Theodore Pappas (Cultural Revolutions, November 1991) says, “There is, of course, no long-term answer to homelessness,” but this begs the question. The focus should not be on solving the specific problem of homelessness, but on seeing homelessness as a symptom of modem decay. When the change of focus takes place, a “long-term answer to homelessness” will begin taking form.

Two observations by John Lukacs will help change this focus. Lukacs has pointed out that the modern age “passed” shortly after the end of World War II, and that our current concept of “home” was, directly and indirectly, one of the most important features of that age. So, Mr. Pappas, instead of looking at homelessness as an affair of bums, winos, derelicts, drunkards, addicts, slackers, and the insane, take a look from a point of view that sees all these as marks of a dying or already dead age.

Your piece itself gave several clues to a “long-term answer.” You referred to Dan McMurry, who has called the loosening of the cohesiveness of the American family “the most important element in the explosive growth of homelessness.” Well, one long-term answer to homelessness would then be to tighten up the family screws. McMurry himself falls down on the de-institutionalization of the mentally ill. He apparently failed to read Myth of Mental Illness by Thomas S. Szasz, who believes “mental illness” is no true “illness” but rather the result of failure to learn the rules of mental health. Another long-term answer to homelessness would therefore be to discover these rules and to teach them effectively. McMurry also speaks of the “steep increase in the number of alcoholics, especially among the young.” So, here again, a long-term answer may be to regard alcoholism as a form of mental illness.

Are these ‘long-term answers” too difficult, Mr. Pappas? If and when we find and put these answers into effect, their purpose will not only be to put the homeless problem under control, but to solve the broader educational, economic, political, scientific, and social ones.

        —Stephen Miles
Tucson, AZ

Mr. Pappas Replies:

I repeat, there is no long-term “answer” to homelessness. I admit in my editorial that several causes have contributed to homelessness, such as the de-institutionalization of the mentally ill in the 1960’s and 70’s, and it goes without saying that some homelessness would be eliminated if traditional family ties were strengthened and once again encouraged. And if we could solve “the broader educational, economic, political, scientific [?], and social” problems plaguing our culture, surely some more homelessness would diminish, as would drug abuse, street crime, illegitimacy, and a hundred other pathologies.

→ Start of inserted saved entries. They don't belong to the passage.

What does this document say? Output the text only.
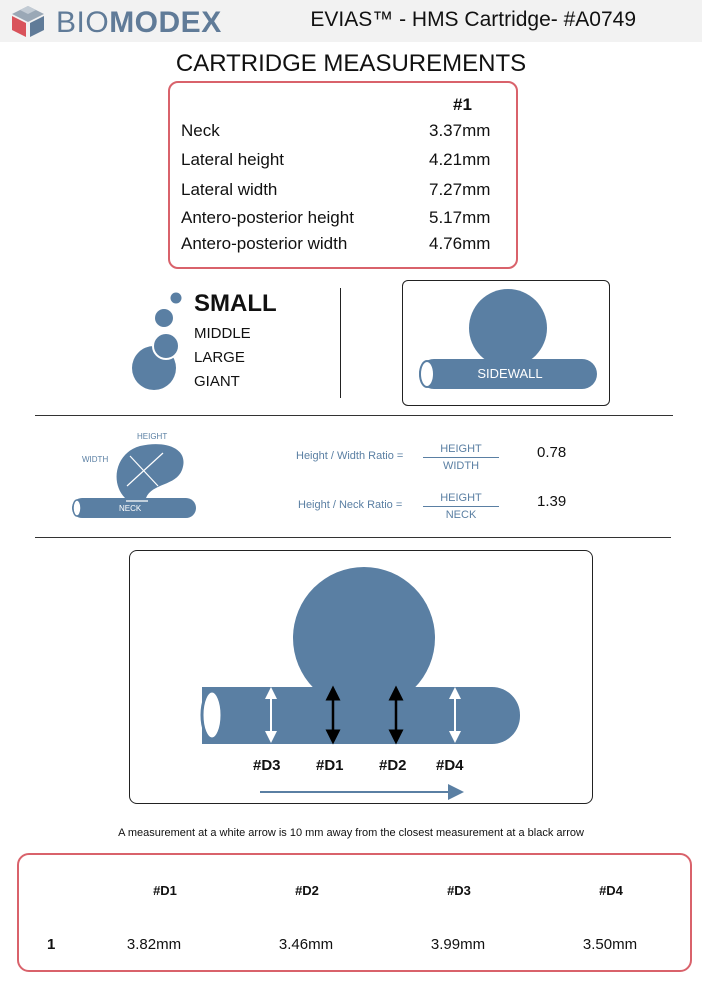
BIOMODEX	EVIAS™ - HMS Cartridge- #A0749
CARTRIDGE MEASUREMENTS
#1
Neck	3.37mm
Lateral height	4.21mm
Lateral width	7.27mm
Antero-posterior height	5.17mm
Antero-posterior width	4.76mm
SMALL
MIDDLE
LARGE
GIANT	SIDEWALL
HEIGHT
WIDTH
NECK
Height / Width Ratio =
HEIGHT
WIDTH
0.78
Height / Neck Ratio =
HEIGHT
NECK
1.39
#D3 #D1 #D2 #D4
A measurement at a white arrow is 10 mm away from the closest measurement at a black arrow
#D1	#D2	#D3	#D4
1	3.82mm	3.46mm	3.99mm	3.50mm
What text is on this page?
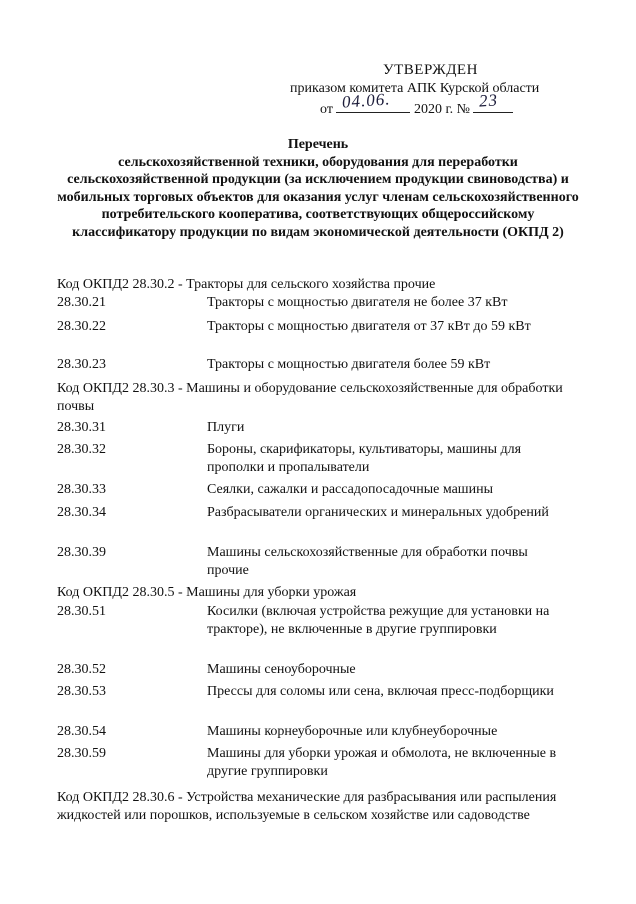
УТВЕРЖДЕН
приказом комитета АПК Курской области
от 04.06. 2020 г. № 23
Перечень
сельскохозяйственной техники, оборудования для переработки сельскохозяйственной продукции (за исключением продукции свиноводства) и мобильных торговых объектов для оказания услуг членам сельскохозяйственного потребительского кооператива, соответствующих общероссийскому классификатору продукции по видам экономической деятельности (ОКПД 2)
Код ОКПД2 28.30.2 - Тракторы для сельского хозяйства прочие
28.30.21	Тракторы с мощностью двигателя не более 37 кВт
28.30.22	Тракторы с мощностью двигателя от 37 кВт до 59 кВт
28.30.23	Тракторы с мощностью двигателя более 59 кВт
Код ОКПД2 28.30.3 - Машины и оборудование сельскохозяйственные для обработки почвы
28.30.31	Плуги
28.30.32	Бороны, скарификаторы, культиваторы, машины для прополки и пропалыватели
28.30.33	Сеялки, сажалки и рассадопосадочные машины
28.30.34	Разбрасыватели органических и минеральных удобрений
28.30.39	Машины сельскохозяйственные для обработки почвы прочие
Код ОКПД2 28.30.5 - Машины для уборки урожая
28.30.51	Косилки (включая устройства режущие для установки на тракторе), не включенные в другие группировки
28.30.52	Машины сеноуборочные
28.30.53	Прессы для соломы или сена, включая пресс-подборщики
28.30.54	Машины корнеуборочные или клубнеуборочные
28.30.59	Машины для уборки урожая и обмолота, не включенные в другие группировки
Код ОКПД2 28.30.6 - Устройства механические для разбрасывания или распыления жидкостей или порошков, используемые в сельском хозяйстве или садоводстве
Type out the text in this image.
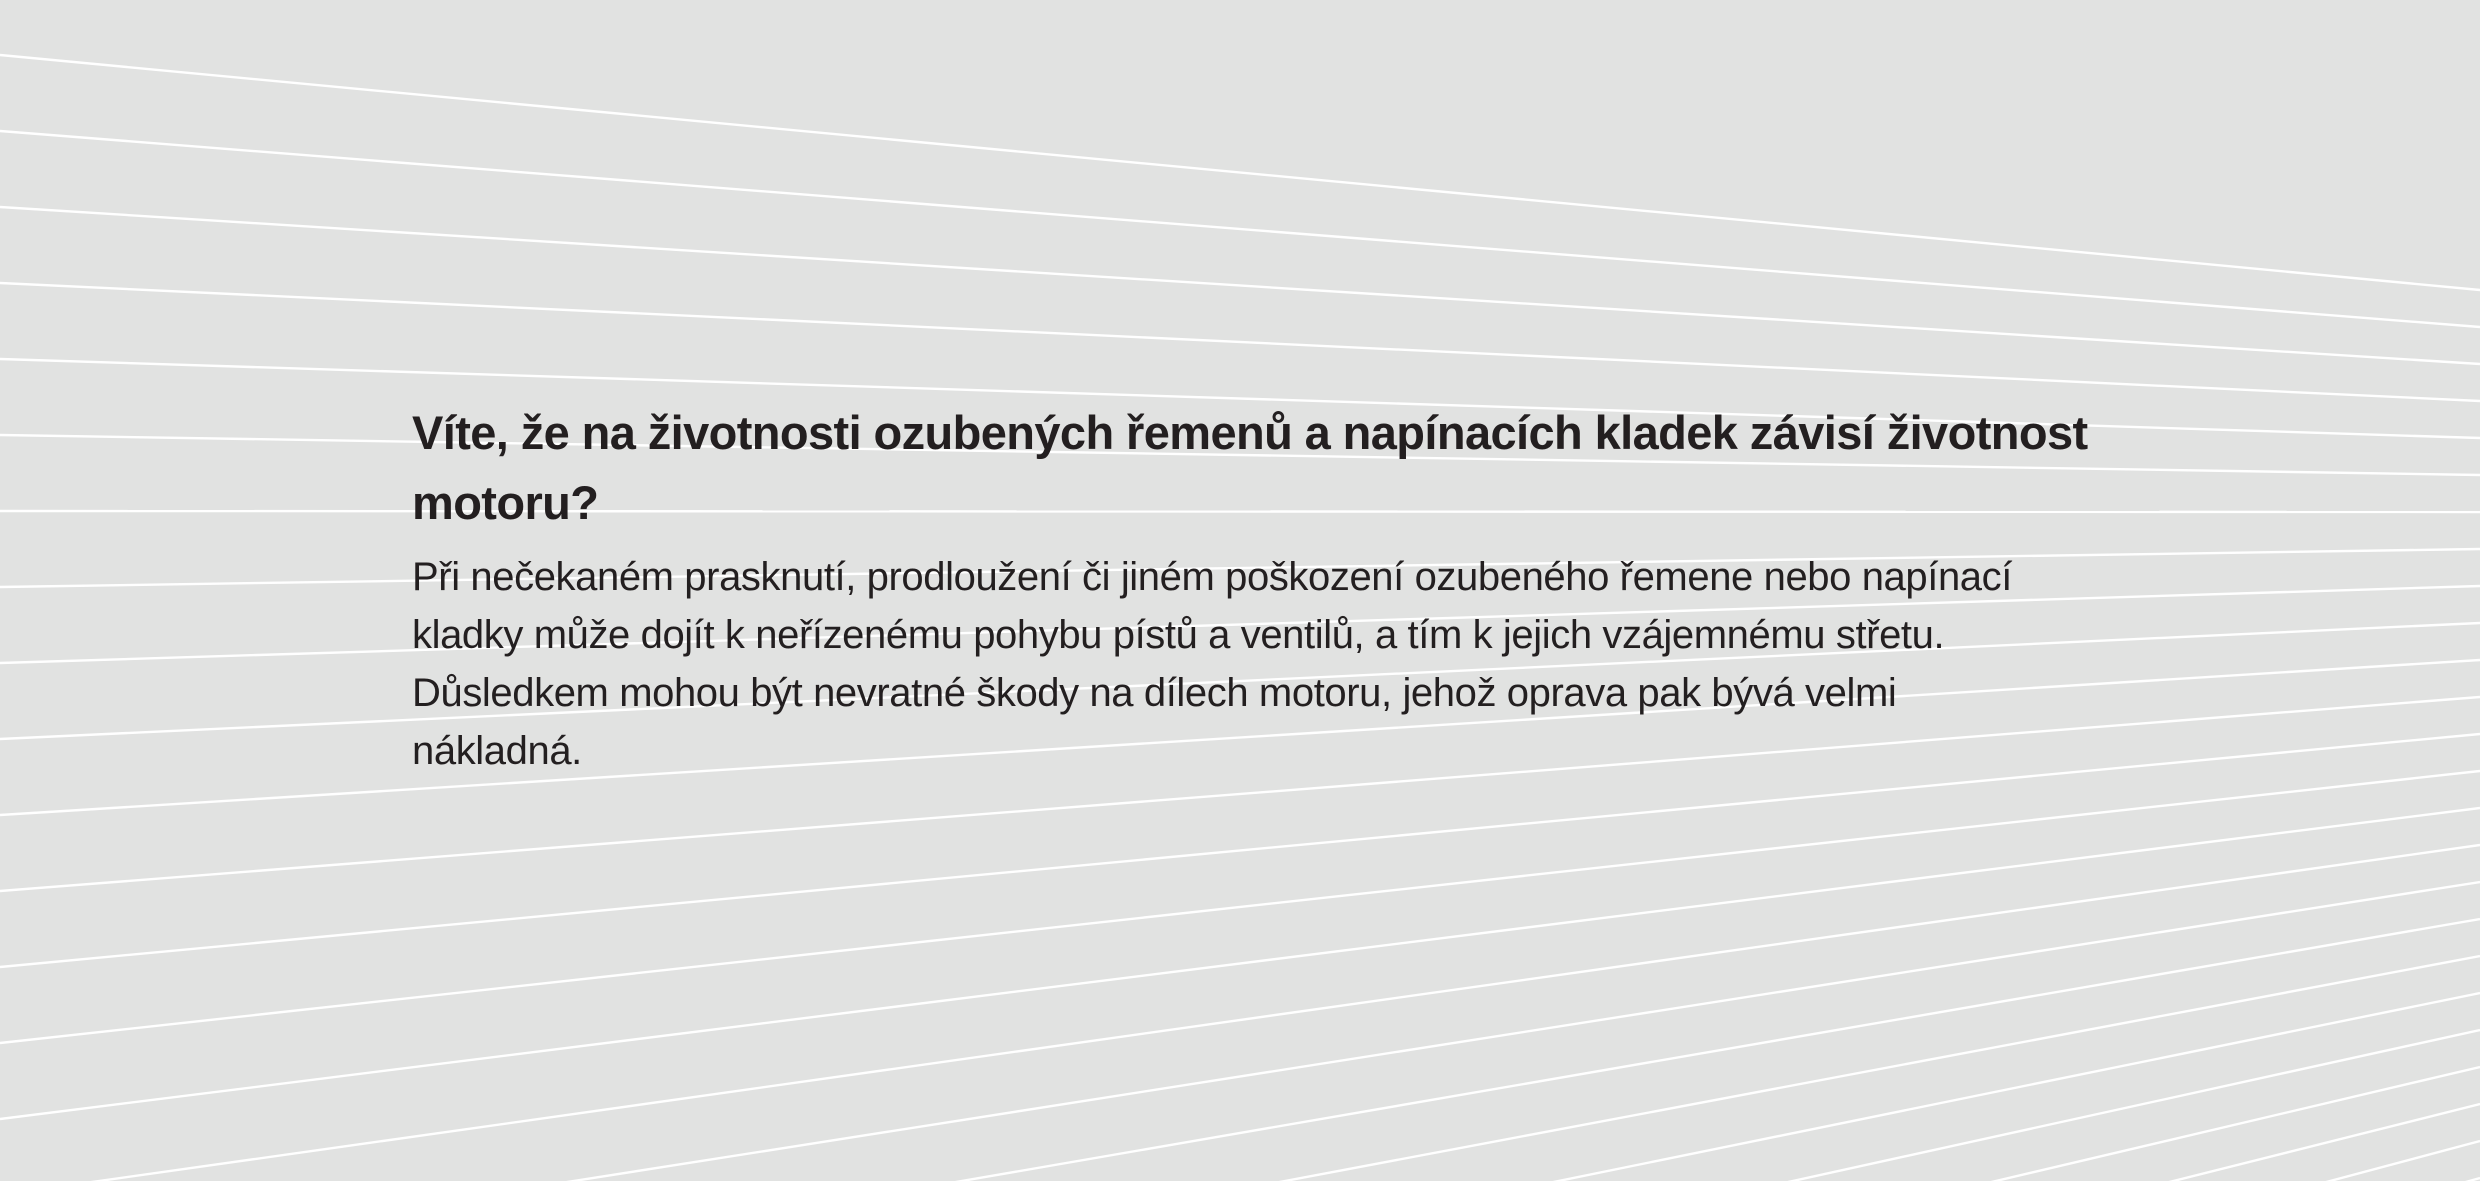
Víte, že na životnosti ozubených řemenů a napínacích kladek závisí životnost motoru?

Při nečekaném prasknutí, prodloužení či jiném poškození ozubeného řemene nebo napínací kladky může dojít k neřízenému pohybu pístů a ventilů, a tím k jejich vzájemnému střetu. Důsledkem mohou být nevratné škody na dílech motoru, jehož oprava pak bývá velmi nákladná.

But even if we could return to the blissful days of the 1950’s, when women were homemakers and fathers were breadwinners and the marital contract was something sacred, “homelessness” would still exist. The homeless simply would not be adorned with the sainted status they now enjoy; they would be called what they have always been called—bums, drunkards, misfits, and derelicts—and those in need of medical attention or psychological counseling would be either hospitalized or institutionalized. We can’t go back to the 1950’s, but we can reclaim the right to clean up our streets and parks.

That millions of ordinary people—”just like you and me”—are without homes and sleeping on our streets is pure myth, a lie propagated by special interest groups pursuing their own agenda. There are far fewer homeless than advocates claim, and the medical and psychological problems of many of the homeless are far more severe than commonly admitted. Criminal activity among the homeless is also coming to the fore. Late last year a 30-year-old man was arrested in Galveston, Texas, for the slaying of a female companion. The man was believed to be part of a trainriding gang of homeless men and women that is thought to be responsible for several murders throughout the West. Most interesting is the way the Associated Press described these individuals as “transients,” “hobos,” and “vagrants”—anything but “homeless.” We wouldn’t want, of course, to give the public the wrong opinion.